Venedik, adalarıyla da ünlü bir şehir. Cam işçiliğiyle bilinen Murano Adası, Bizans’tan izler taşıyan Torcello Adası, dantelleriyle meşhur Burano Adası içlerinde en belirgin olanları. Biz doğası ve yeşilliğiyle ünlü Lido Adası’na gitmeye karar veriyoruz. Hem Büyük Kanal’ı baştanbaşa geçerek Venedik’i görmek, hem de adayı keşfetmek için Vaporettolardan birine biniyoruz.  Kırk dakikalık bir yolculuğun ardından Lido Adası’na geliyoruz. Ada Venedik’in merkezinden son derece sakin. Plajlarıyla ve film festivaliyle ünlüymüş. Biz sahilde oyalanmadan adanın içine doğru yol alıyoruz. Venedik’in içinde otomobil kullanımı yasak, fakat adada serbest.

Ada sakinlerinin son derece elit bir yaşam sürdükleri bahçeler içinde konakvari evlerde yaşamalarından anlaşılıyor. Evlerin hem bahçeleri hem de dış cepheleri çok bakımlı ve zevkli dizayn edilmiş. Burada yaşayan elit tabaka, hiçbir konuda masraftan kaçınmamış. Bahçeler; hamaklar, sallanan koltuklar ve heykellerle donatılmış. Bir evin önünden geçerken Pamuk Prenses ve Yedi Cüceler’in  küçük, sevimli heykellerini görüyoruz. Ev sahibi muhtemelen bunu çocuklarının eğlenmesi için düşünmüş. Başka evlerin bahçeleri de çizgi film kahramanları ve hayvan figürleriyle dolu.

Ada düz bir zemine sahip. Ve bisikletle gezilebilmesi için müsait. Bu sebepten bisiklet kiralama yerleri mevcut.  Ayrıca son derece planlı bir yerleşime sahip ve de temiz. Ada’daki yemyeşil parklarda oturup dinleniyor, eşimle aramızda kısa bir şehir değerlendirmesi yapıyoruz.

Otele Yolculuk

Lido Adası’nda konaklamak için güzel oteller mevcut. Fakat turla hareket ettiğimiz için kalacağımız oteli kendimiz seçemiyoruz. Gün inmek üzere, Venedik’te geçirilen sürenin sonlarına yaklaştık. Vaporetto ile geri dönüp, birlikte hareket ettiğimiz tur ekibiyle buluşma noktasına geliyoruz. Herkesin yorgunluğu yüzüne vurmuş.  Bir an önce otele gitme ve dinlenme isteği böyle anlarda tavan yapar.
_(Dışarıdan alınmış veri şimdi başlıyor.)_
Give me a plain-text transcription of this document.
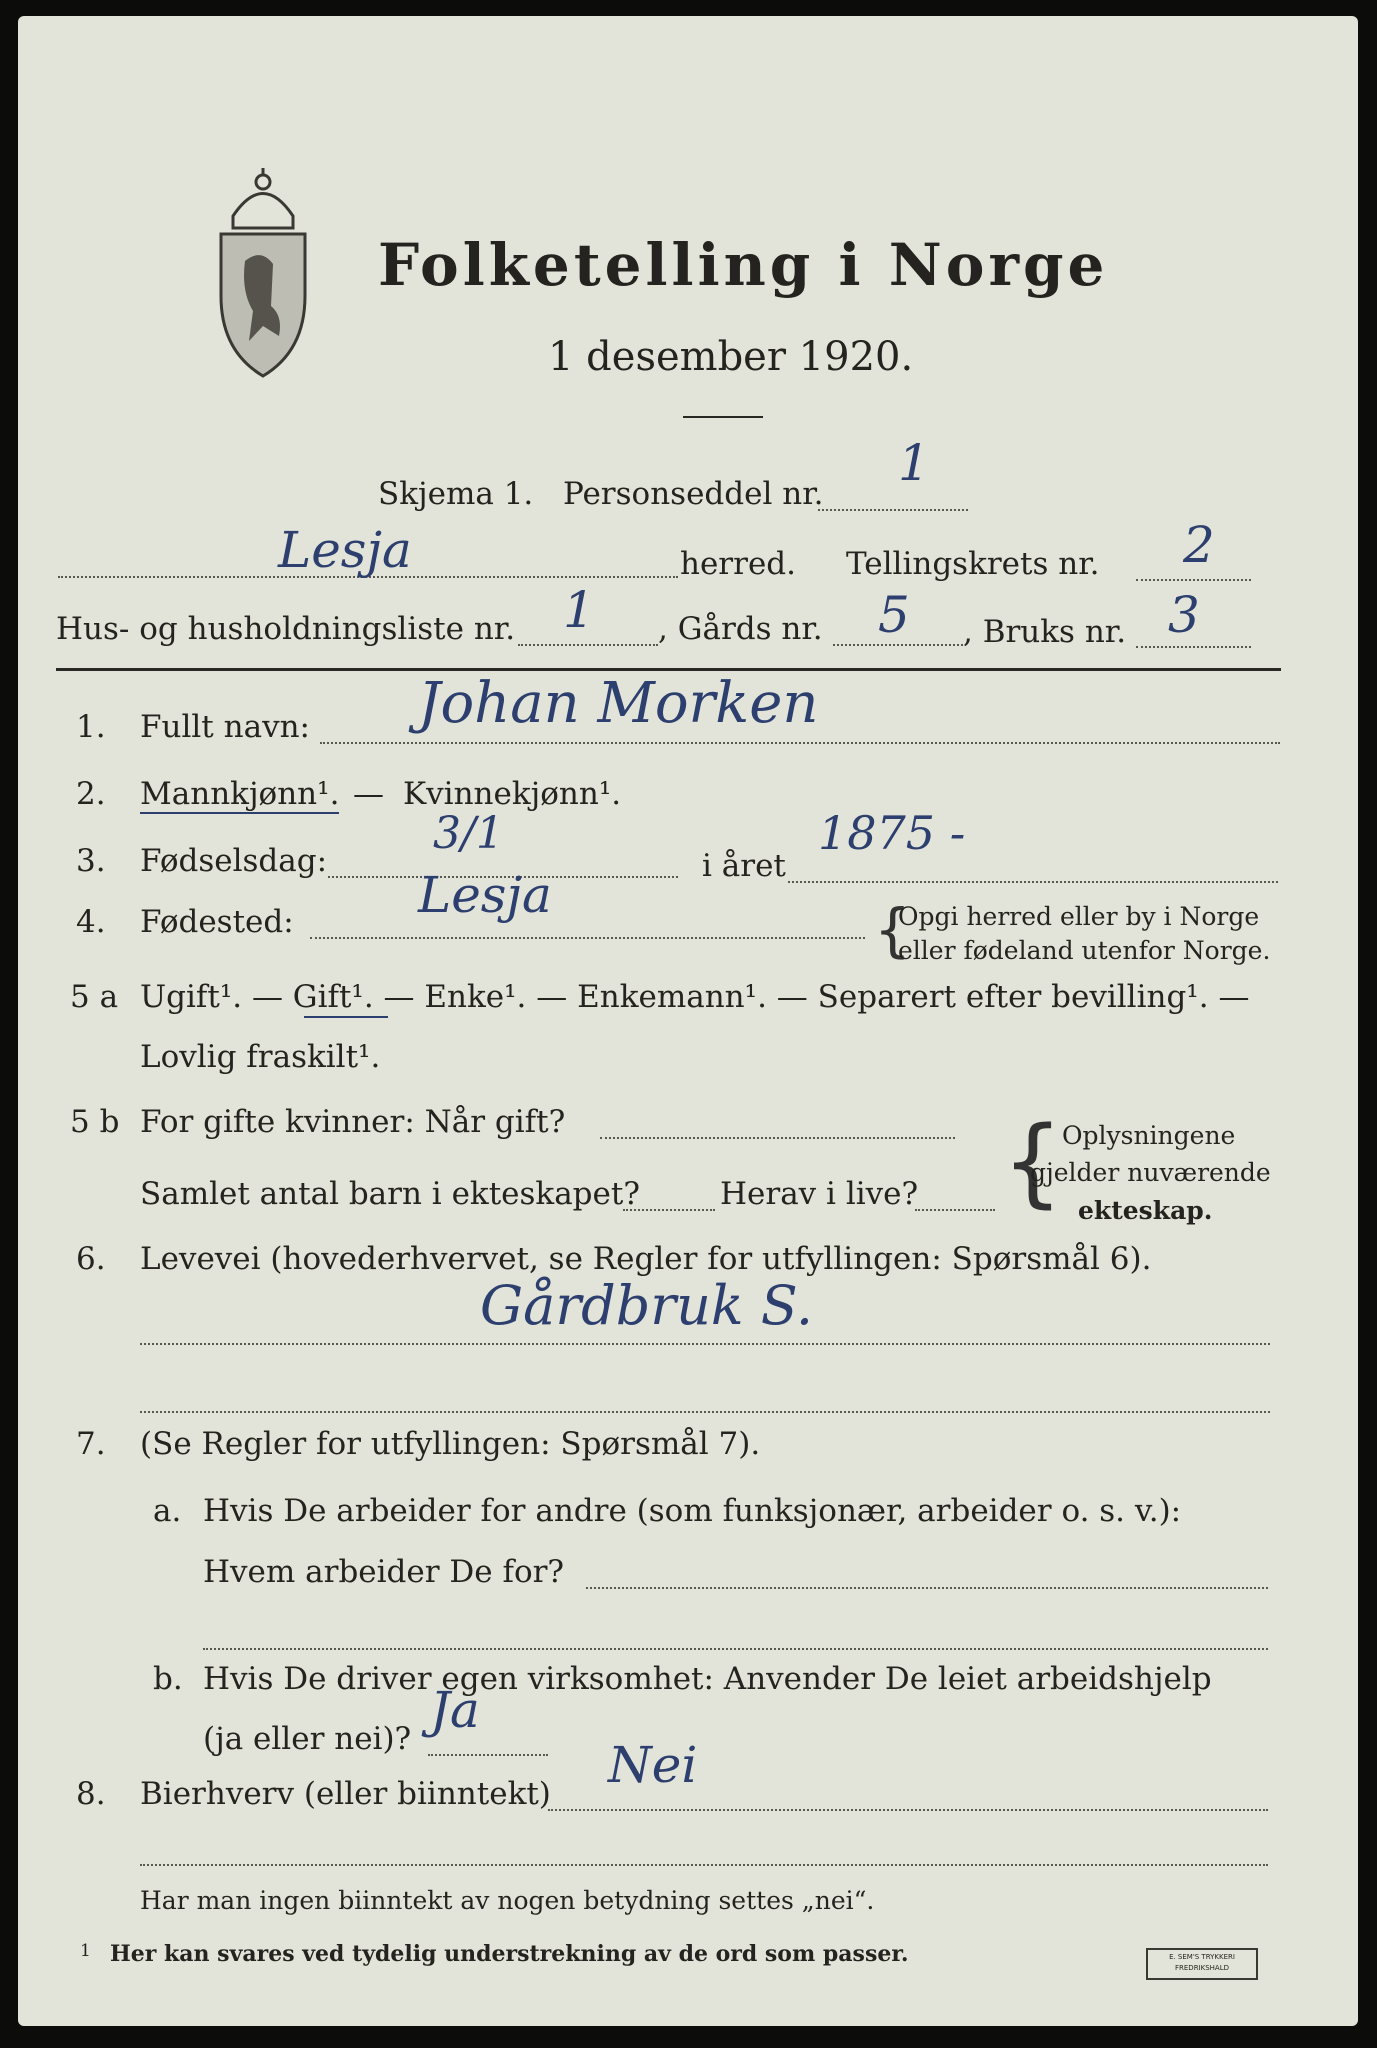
Folketelling i Norge
1 desember 1920.
Skjema 1. Personseddel nr.
1
Lesja	herred. Tellingskrets nr. 2
Hus- og husholdningsliste nr. 1 , Gårds nr. 5 , Bruks nr. 3
1. Fullt navn: Johan Morken
2. Mannkjønn¹. — Kvinnekjønn¹.
3. Fødselsdag:
3/1
i året
1875 -
4. Fødested: Lesja
{
Opgi herred eller by i Norge
eller fødeland utenfor Norge.
5 a Ugift¹. — Gift¹. — Enke¹. — Enkemann¹. — Separert efter bevilling¹. —
Lovlig fraskilt¹.
5 b For gifte kvinner: Når gift?
Samlet antal barn i ekteskapet?	Herav i live? {
Oplysningene
gjelder nuværende
ekteskap.
6. Levevei (hovederhvervet, se Regler for utfyllingen: Spørsmål 6).
Gårdbruk S.
7. (Se Regler for utfyllingen: Spørsmål 7).
a. Hvis De arbeider for andre (som funksjonær, arbeider o. s. v.):
Hvem arbeider De for?
b. Hvis De driver egen virksomhet: Anvender De leiet arbeidshjelp
(ja eller nei)? Ja
8. Bierhverv (eller biinntekt) Nei
Har man ingen biinntekt av nogen betydning settes „nei“.
1 Her kan svares ved tydelig understrekning av de ord som passer.	E. SEM'S TRYKKERI
FREDRIKSHALD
Yeniden bizi merkeze getiren vapura biniyor ve otobüsü bıraktığımız park yerine doğru hareket ediyoruz. Turla yurtdışına çıkanların sıklıkla başına gelen şey, kalınacak otellerin şehir merkezinde gösterilmesine rağmen, genellikle şehir dışında olmasıdır. Venedik pahalı bir şehir olduğu gibi, oteller hususunda da öyle. Ancak bu sefer otobüsle otele transferimiz uzadıkça uzuyor.  Şehir dışı falan değil, resmen şehirlerarası yolculuk bu. Öyle ki üç saate yakın yol alıyoruz. Hatta gruptaki yolculardan biri, “Hâlâ İtalya’da mıyız?” diyerek esprili bir sitemde bulunuyor. Nihayet üç saati bulan bir yolculuğun ardından Montecatini denilen kasabaya geliyoruz. Yani bize Venedik’te konaklama gösteren tur, geceyi geçirmemiz için burayı uygun görmüş.

Öyle yorgunuz ki… Kendi aramızda şikâyettensek de hepimiz “ Uzaktan gelmişim yorgunum hancı.” modundayız. Nihayet dinlenebilmek için odamıza çekildiğimizde, hâlâ Venedik’te, gondol ya da vaporetto daymışım gibi denizin salınımlarını hisseder gibiyim. Artık Venedik çok gerilerde kaldı. Her şehirden geçerken biraz da kalbinizin Allah’ın arzının o köşesinde kalması gibi. Kendi dilinde Venezia, tam da öykü yazılacak şehir olarak kalıyor aklımda.